1.             Game theory is the study of the ways in which strategic interactions among rational players produce outcomes with respect to the preferences (or utilities) of those players, none of which might have been intended by any of them.

 

2.             Interaction: If all agents have optimal actions regardless of what the others do, we can model this without appeal to game theory; otherwise, we need it.

 

3.             Rationality: We assume that players can (i) assess outcomes; (ii) calculate paths to outcomes; and (iii) choose actions that yield their most-preferred outcomes, given the actions of the other players.

 

4.             `Rational’ does not mean anything else. In particular, it doesn’t mean: (i) moral; (ii) sensible; (iii) self-conscious about one’s plans and reasons.

 

5.             An agent is any rational entity. So the following are all examples of agents: (i) a (sane) person; (ii) a firm; (iii) a non-human animal; (iv) a plant; (v) a labour union; (vi) a brain cell … and many others.

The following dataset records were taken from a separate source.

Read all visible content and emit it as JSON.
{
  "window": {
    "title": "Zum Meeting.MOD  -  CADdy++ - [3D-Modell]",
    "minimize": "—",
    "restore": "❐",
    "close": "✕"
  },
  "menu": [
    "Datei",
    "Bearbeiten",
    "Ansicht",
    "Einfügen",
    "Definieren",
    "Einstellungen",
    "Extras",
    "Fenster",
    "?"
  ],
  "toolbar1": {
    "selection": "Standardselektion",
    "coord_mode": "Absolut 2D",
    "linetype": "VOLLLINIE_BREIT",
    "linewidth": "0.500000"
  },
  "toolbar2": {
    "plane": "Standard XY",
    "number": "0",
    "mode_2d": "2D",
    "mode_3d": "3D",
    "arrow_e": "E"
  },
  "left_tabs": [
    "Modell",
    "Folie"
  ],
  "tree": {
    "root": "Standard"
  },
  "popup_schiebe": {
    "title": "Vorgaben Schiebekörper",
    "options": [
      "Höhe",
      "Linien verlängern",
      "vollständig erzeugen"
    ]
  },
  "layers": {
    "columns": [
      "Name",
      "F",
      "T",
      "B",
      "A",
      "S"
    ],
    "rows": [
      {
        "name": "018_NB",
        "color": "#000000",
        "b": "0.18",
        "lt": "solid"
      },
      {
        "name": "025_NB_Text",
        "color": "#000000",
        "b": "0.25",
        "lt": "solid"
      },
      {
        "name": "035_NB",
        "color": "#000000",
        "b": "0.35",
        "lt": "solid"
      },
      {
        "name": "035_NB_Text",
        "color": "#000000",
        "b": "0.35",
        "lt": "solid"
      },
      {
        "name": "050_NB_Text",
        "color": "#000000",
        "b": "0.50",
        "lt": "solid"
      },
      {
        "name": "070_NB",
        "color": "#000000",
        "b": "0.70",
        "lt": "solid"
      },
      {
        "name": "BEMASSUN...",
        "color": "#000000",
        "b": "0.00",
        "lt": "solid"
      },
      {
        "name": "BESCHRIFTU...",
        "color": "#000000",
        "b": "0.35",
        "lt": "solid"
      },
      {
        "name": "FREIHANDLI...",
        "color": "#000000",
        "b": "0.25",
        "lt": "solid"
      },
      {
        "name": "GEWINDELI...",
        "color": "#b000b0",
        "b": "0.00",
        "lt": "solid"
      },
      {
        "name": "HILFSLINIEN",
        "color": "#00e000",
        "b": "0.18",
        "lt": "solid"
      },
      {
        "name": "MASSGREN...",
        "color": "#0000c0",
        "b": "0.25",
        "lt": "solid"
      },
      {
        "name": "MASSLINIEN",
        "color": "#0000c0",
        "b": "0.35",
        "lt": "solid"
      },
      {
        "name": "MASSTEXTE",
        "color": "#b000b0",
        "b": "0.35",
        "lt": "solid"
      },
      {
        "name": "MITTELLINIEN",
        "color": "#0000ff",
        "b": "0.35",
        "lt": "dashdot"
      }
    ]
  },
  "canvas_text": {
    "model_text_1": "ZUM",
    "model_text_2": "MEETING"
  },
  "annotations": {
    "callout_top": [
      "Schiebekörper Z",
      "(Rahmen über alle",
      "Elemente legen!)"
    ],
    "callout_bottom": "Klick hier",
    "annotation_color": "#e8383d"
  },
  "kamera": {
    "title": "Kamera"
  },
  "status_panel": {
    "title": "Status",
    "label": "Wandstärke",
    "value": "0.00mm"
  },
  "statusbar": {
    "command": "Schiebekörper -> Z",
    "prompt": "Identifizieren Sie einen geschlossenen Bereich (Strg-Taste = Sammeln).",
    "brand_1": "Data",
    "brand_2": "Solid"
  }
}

Examples of non-agents: rocks, cars, buildings, planets, houses.

 

6.             Preferences are agents’ rankings of possible states of the world. Sometimes agents know their own preferences. Often they never think about them; they just reveal them in the choices they make. (How do we know lions prefer catching zebras to going hungry?)

 

 

GT

Intro. #2

 

The mathematical theory of games was invented by John von Neumann and Oskar Morgenstern (1944). Initially, it could only be applied to zero-sum situations – cases where one agent’s gain is exactly another’s loss. Interesting economic situations aren’t like this. Thanks to work by two generations of pioneers (Nash, Selten, Aumann, Harsanyi, Maynard Smith), by the late 1970s game theory had been developed to the point where it became the main mathematical technology in economics.

 

Why is game theory so important? Without it, one can study only two types of markets:

 

(1)          Single-agent markets, such as monopolistic ones. Here, there is no interaction.

 

(2)          Perfectly competitive (or general-equilibrium) markets. Here, there are so many players that no single agent’s strategy can influence the outcome. Interaction is thus irrelevant.

 

This is fine for analysis of commodity markets – and not much else. This is why game theory is sweeping economics.

 

Other fields of application:

 

-       Politics. Most electoral and administrative strategies pursued by politicians would be incomprehensible without game-theoretic insight.

-       Behavioral sciences. Dynamic, or `evolutionary’ game theory is now the foundation for all of the so-called `behavioural’ (i.e., social, psychological and biological) sciences.